Daily Commentary BY THE CURVE TEAM –

Data Data Data

5th of January, 2018

Another night of strong data and another night of equity market records. The USD was weaker as well, keeping with the recent trend. Bond markets however continue to dance to the beat of their own drum.

Earlier in the week it was global manufacturing PMI’s and overnight it was their more important service counterparts that were out. It started in Australia and finished in the US with China, the UK and most of Europe also getting involved. The theme was once again positive with the indices confirming, like their manufacturing counterparts, that activity finished the year on a high note.
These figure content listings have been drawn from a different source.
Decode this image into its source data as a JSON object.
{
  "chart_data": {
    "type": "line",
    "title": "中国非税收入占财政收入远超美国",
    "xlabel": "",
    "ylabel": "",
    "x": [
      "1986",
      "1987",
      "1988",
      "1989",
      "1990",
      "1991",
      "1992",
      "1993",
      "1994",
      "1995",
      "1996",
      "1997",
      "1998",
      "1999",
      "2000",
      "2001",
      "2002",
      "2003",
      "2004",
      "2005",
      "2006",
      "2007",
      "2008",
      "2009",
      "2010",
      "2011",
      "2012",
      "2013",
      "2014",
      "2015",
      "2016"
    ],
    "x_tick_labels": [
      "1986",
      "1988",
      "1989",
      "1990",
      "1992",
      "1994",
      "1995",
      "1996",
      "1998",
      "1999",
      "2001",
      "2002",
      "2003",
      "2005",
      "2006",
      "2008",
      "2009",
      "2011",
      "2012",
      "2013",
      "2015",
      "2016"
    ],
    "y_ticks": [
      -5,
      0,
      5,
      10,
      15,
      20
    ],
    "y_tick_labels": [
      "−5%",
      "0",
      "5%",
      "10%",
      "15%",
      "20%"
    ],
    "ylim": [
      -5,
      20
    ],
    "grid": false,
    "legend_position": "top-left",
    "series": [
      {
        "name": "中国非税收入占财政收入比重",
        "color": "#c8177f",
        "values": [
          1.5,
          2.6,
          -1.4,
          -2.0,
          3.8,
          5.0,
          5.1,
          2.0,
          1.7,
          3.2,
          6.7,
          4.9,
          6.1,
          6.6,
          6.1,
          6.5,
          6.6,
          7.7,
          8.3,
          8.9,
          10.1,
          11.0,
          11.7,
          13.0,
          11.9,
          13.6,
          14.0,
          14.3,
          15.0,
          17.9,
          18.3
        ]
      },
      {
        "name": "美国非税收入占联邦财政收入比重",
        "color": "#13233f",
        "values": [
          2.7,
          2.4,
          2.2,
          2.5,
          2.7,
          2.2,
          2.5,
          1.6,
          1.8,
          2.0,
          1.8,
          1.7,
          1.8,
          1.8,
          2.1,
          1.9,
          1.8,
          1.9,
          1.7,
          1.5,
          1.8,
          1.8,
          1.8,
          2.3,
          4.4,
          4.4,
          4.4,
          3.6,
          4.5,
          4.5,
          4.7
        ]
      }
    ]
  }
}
That was enough to propel equity markets to to further gains with US markets hitting more new record highs. The USD remained on the back foot, struggling against most others. Meanwhile bond markets are out on their own, with yields once again failing to hold onto the gain and drifting back from their session highs to close lower.

While longer dated interest rates are struggling to hold on to gains, the short continues to grind higher. The strong data is raising expectations that central banks around the globe will continue to walk back from emergence measures that have been in place for the best part of the decade.

This is leaving yield curves much flatter than we have seen in some time. The question is, will long term rates eventually rise, reflecting the more positive outlook? Or is their reluctance telling us something about the prospects for the global economy once the punchbowl of emergency monetary policy settings are taken away?